DAT: Dynamic Alpha Tuning for Hybrid Retrieval in Retrieval-Augmented Generation
Hsin-Ling Hsu, Jengnan Tzeng
TL;DR
DAT introduces a per-query adaptive framework for hybrid retrieval in Retrieval-Augmented Generation by using an LLM to score the top-1 results from sparse and dense retrieval, then computing a dynamic weighting $α(q)$ to fuse scores. This approach replaces static offline tuning with query-aware calibration, improving Precision@1 and MRR@20 across English and Chinese benchmark datasets and across multiple model sizes.
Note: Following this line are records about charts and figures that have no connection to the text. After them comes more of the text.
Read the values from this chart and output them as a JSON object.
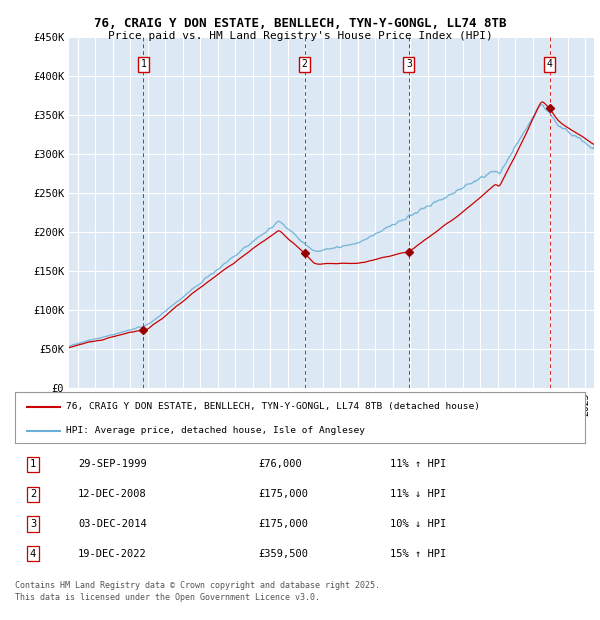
{
  "title": "76, CRAIG Y DON ESTATE, BENLLECH, TYN-Y-GONGL, LL74 8TB",
  "subtitle": "Price paid vs. HM Land Registry's House Price Index (HPI)",
  "ylim": [
    0,
    450000
  ],
  "xlim_start": 1995.5,
  "xlim_end": 2025.5,
  "bg_color": "#dce9f5",
  "grid_color": "#ffffff",
  "sale_points": [
    {
      "num": 1,
      "date_dec": 1999.75,
      "price": 76000
    },
    {
      "num": 2,
      "date_dec": 2008.96,
      "price": 175000
    },
    {
      "num": 3,
      "date_dec": 2014.92,
      "price": 175000
    },
    {
      "num": 4,
      "date_dec": 2022.96,
      "price": 359500
    }
  ],
  "legend_line1": "76, CRAIG Y DON ESTATE, BENLLECH, TYN-Y-GONGL, LL74 8TB (detached house)",
  "legend_line2": "HPI: Average price, detached house, Isle of Anglesey",
  "footer1": "Contains HM Land Registry data © Crown copyright and database right 2025.",
  "footer2": "This data is licensed under the Open Government Licence v3.0.",
  "table_rows": [
    {
      "num": 1,
      "date": "29-SEP-1999",
      "price": "£76,000",
      "pct": "11% ↑ HPI"
    },
    {
      "num": 2,
      "date": "12-DEC-2008",
      "price": "£175,000",
      "pct": "11% ↓ HPI"
    },
    {
      "num": 3,
      "date": "03-DEC-2014",
      "price": "£175,000",
      "pct": "10% ↓ HPI"
    },
    {
      "num": 4,
      "date": "19-DEC-2022",
      "price": "£359,500",
      "pct": "15% ↑ HPI"
    }
  ]
}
The key contributions include a lightweight LLM-based effectiveness scoring rubric, a deterministic rule-based $α(q)$ computation, and empirical evidence showing strong gains on hybrid-sensitive queries and reduced performance variance. The method offers practical impact by delivering more accurate and consistent retrieval while maintaining efficiency through sampling only the top results from each method.
Abstract
Hybrid retrieval techniques in Retrieval-Augmented Generation (RAG) systems enhance information retrieval by combining dense and sparse (e.g., BM25-based) retrieval methods. However, existing approaches struggle with adaptability, as fixed weighting schemes fail to adjust to different queries. To address this, we propose DAT (Dynamic Alpha Tuning), a novel hybrid retrieval framework that dynamically balances dense retrieval and BM25 for each query. DAT leverages a large language model (LLM) to evaluate the effectiveness of the top-1 results from both retrieval methods, assigning an effectiveness score to each. It then calibrates the optimal weighting factor through effectiveness score normalization, ensuring a more adaptive and query-aware weighting between the two approaches. Empirical results show that DAT consistently significantly outperforms fixed-weighting hybrid retrieval methods across various evaluation metrics. Even on smaller models, DAT delivers strong performance, highlighting its efficiency and adaptability.